1. System of linear equations with infinite solutions:
Let's consider a scenario where two friends, Alice and Bob, are collecting marbles. Alice has twice as many marbles as Bob. Let x be the number of marbles Alice has, and y be the number of marbles Bob has. We can write the following equations:
x = 2y (1)
Now let's say that the total number of marbles they have combined is T. So,
x + y = T (2)
We can substitute (1) into (2) to eliminate x:
2y + y = T
3y = T
Since T can be any value, there are infinite solutions to this system.
2. System of linear equations with no solution:
Let's consider a scenario where two people are trying to divide a pizza between them.
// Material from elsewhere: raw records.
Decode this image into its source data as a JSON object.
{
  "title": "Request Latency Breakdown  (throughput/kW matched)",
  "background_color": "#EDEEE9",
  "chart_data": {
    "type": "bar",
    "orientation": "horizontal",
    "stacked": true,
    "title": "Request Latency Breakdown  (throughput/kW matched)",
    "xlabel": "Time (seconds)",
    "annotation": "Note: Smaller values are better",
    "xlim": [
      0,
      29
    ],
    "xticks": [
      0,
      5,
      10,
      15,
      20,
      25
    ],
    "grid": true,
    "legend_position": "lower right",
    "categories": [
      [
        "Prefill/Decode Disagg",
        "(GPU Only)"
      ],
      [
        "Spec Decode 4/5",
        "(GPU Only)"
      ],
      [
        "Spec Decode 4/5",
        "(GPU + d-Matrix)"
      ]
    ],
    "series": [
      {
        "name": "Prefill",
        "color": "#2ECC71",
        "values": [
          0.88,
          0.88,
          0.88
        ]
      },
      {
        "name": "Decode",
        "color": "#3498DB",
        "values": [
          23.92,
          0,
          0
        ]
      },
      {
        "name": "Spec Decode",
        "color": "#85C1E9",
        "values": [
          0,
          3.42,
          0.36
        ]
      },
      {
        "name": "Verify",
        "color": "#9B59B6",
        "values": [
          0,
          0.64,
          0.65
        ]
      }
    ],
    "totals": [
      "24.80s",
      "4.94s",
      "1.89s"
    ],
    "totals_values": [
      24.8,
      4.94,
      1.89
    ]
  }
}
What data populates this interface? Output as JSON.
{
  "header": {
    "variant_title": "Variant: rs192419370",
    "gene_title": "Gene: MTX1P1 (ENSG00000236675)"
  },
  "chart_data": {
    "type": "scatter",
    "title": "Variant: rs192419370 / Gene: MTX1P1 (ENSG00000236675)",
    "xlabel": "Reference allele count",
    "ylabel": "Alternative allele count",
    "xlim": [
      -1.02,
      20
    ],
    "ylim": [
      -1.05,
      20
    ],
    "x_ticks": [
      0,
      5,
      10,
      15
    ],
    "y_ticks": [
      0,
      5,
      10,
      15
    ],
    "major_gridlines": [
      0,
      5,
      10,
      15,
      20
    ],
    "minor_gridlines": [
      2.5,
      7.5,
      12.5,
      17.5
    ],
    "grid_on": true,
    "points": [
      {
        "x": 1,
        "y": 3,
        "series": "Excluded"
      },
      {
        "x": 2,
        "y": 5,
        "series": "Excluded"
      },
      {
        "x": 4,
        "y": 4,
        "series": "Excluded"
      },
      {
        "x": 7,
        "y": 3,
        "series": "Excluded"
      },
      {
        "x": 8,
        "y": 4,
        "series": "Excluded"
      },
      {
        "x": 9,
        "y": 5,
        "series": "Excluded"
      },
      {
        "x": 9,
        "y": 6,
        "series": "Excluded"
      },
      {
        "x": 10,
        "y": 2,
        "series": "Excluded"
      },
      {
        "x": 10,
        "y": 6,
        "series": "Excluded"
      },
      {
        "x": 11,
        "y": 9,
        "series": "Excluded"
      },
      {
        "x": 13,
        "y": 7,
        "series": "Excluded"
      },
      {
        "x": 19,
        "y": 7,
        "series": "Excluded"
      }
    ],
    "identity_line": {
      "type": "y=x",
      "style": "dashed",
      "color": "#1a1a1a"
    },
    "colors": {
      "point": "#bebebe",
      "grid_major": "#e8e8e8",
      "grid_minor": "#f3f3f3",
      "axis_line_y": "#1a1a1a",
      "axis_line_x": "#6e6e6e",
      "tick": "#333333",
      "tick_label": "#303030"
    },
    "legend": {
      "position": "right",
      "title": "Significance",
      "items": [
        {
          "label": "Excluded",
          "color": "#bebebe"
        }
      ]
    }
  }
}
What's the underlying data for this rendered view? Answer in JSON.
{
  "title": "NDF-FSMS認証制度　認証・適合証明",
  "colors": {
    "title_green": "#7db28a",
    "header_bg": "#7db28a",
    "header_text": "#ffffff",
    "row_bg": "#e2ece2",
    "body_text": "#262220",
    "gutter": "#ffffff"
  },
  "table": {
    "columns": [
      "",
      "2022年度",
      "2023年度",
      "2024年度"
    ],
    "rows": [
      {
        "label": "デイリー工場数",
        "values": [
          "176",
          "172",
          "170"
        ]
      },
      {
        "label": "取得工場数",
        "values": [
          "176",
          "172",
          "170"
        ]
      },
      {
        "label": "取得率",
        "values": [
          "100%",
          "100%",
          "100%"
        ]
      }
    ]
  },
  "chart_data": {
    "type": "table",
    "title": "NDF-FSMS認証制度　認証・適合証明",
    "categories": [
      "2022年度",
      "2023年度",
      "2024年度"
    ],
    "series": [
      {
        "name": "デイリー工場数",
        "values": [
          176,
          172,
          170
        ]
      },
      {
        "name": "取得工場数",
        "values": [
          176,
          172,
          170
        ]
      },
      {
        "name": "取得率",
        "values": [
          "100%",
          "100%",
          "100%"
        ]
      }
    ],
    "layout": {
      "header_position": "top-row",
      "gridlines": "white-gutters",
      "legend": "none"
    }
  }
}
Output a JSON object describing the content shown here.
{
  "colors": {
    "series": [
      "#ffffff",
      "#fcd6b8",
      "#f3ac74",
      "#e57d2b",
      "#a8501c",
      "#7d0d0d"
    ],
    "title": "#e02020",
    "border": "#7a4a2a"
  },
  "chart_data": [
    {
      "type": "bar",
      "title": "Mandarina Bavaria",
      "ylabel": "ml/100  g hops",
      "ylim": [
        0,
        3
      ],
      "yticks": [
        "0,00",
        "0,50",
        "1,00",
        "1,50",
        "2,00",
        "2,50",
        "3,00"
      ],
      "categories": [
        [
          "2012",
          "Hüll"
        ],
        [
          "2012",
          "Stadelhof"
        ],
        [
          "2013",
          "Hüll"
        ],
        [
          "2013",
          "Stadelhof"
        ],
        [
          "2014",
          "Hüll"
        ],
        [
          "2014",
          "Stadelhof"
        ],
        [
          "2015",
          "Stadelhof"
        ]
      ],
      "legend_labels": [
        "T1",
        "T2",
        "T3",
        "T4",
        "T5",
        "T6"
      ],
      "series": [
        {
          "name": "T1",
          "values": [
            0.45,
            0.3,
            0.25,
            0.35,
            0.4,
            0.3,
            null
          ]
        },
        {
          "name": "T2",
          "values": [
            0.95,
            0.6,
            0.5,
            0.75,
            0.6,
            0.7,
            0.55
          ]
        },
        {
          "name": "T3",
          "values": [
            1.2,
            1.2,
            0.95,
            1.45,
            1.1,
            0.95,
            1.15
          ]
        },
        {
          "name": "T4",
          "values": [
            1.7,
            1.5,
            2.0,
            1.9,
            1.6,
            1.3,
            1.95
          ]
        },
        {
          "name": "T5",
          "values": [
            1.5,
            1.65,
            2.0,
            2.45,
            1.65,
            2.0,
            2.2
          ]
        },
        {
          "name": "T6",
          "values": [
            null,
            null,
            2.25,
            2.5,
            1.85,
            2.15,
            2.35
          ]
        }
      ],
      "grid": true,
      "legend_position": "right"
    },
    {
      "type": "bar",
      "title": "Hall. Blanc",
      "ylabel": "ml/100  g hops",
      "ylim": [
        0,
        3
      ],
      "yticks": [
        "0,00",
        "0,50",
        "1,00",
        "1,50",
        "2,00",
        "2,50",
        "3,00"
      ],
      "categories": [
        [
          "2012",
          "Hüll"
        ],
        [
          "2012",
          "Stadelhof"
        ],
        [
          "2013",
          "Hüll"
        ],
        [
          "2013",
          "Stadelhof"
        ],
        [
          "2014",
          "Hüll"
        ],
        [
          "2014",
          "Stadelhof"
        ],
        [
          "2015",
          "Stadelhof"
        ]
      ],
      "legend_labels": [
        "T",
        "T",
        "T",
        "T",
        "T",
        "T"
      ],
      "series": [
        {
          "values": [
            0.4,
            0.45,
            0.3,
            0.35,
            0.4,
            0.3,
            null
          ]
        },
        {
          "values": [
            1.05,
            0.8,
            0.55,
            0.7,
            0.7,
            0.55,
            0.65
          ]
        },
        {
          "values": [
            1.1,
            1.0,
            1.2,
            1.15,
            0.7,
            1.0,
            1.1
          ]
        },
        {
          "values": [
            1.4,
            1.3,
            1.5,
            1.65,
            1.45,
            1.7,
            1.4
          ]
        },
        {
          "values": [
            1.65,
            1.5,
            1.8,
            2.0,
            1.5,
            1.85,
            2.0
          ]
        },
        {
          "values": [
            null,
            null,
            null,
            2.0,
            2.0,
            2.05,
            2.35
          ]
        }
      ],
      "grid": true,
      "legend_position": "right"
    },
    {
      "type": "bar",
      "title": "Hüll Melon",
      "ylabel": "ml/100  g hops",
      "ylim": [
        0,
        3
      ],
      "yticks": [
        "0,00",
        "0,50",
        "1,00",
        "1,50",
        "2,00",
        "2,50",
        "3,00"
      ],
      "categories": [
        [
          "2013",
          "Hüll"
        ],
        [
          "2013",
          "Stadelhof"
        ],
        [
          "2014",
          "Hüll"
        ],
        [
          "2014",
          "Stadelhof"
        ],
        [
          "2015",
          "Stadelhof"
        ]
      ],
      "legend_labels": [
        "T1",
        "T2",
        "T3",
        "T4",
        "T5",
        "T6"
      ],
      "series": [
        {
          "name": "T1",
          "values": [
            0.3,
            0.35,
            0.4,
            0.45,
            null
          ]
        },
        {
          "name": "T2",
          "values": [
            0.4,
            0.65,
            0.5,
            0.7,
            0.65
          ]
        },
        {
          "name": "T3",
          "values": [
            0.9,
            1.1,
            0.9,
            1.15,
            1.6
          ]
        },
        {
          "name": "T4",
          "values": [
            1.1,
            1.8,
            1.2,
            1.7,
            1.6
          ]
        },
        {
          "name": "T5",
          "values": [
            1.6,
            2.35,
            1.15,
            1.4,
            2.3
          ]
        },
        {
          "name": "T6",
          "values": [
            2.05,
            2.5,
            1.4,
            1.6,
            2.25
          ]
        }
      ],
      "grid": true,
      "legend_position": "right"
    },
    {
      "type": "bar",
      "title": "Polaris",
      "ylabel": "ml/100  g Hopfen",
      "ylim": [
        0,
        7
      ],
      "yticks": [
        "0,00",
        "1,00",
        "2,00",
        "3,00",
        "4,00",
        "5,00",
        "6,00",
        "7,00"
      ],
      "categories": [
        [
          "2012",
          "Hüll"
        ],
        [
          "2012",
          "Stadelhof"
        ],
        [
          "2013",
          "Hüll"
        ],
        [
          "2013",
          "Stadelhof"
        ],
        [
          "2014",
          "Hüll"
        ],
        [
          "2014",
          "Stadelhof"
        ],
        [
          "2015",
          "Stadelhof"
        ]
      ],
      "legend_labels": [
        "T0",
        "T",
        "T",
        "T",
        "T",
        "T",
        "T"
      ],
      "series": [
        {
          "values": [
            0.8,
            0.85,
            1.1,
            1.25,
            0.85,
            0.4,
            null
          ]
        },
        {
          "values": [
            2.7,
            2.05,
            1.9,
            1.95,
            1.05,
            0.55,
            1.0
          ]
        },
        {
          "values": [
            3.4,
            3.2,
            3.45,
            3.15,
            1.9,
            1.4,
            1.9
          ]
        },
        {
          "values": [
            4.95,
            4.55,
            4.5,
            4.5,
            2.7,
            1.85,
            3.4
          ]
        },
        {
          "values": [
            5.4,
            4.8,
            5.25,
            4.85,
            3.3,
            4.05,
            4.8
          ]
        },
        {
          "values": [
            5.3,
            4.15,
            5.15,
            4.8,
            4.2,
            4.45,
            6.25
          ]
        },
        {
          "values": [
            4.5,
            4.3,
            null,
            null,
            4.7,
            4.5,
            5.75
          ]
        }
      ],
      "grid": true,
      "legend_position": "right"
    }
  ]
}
Anna wants 3 slices and Chris wants 4 slices. Each slice is of equal size. However, the pizza was accidentally sliced into unequal pieces: some pieces are larger than others. Let x represent the larger pieces and y represent the smaller pieces. We can write the following equations:
x + y = 3 (Anna's slices)
x + y = 4 (Chris's slices)
This system has no solution, as the two equations contradict each other – there cannot be two different total numbers of slices.
3. System of linear equations with one solution:
Let's consider a scenario where a store is selling two kinds of fruit: apples and oranges. Apples cost $2 each and oranges cost $3 each. A customer buys a combination of apples and oranges, and the total cost is $17. Let x be the number of apples and y be the number of oranges. We can write the following equations:
2x + 3y = 17 (1)
Now let's say that the customer buys a total of 5 fruits. So,
x + y = 5 (2)
We can solve this system to find the number of apples (x) and oranges (y) that the customer purchased. We can rearrange (2) to isolate x:
x = 5 - y
Substitute this into (1) to eliminate x:
2(5-y) + 3y = 17
10 - 2y + 3y = 17
y = 7
Now that we have the value of y, we can find the value of x:
x = 5 - 7 = -2
There is an error in this system because there cannot be a negative number of apples. The scenario and system of equations are relevant, but the numerical values chosen led to an incorrect solution. To fix this, we can change the total cost to $19:
2x + 3y = 19 (1')
x + y = 5 (2)
Substitute x = 5-y into (1'):
2(5-y) + 3y = 19
10 - 2y + 3y = 19
y = 9
Now we can find the value of x:
x = 5 - 9 = -4
Again, this is an error. Let's now change the quantity equation to:
x + y = 7 (2')
x = 7 - y
Substitute into (1'):
2(7-y) + 3y = 19
14 - 2y + 3y = 19
y = 5
Now we can find the value of x:
x = 7 - 5 = 2
Finally, the correct system with one solution is:
2x + 3y = 19
x + y = 7
The customer purchased 2 apples and 5 oranges.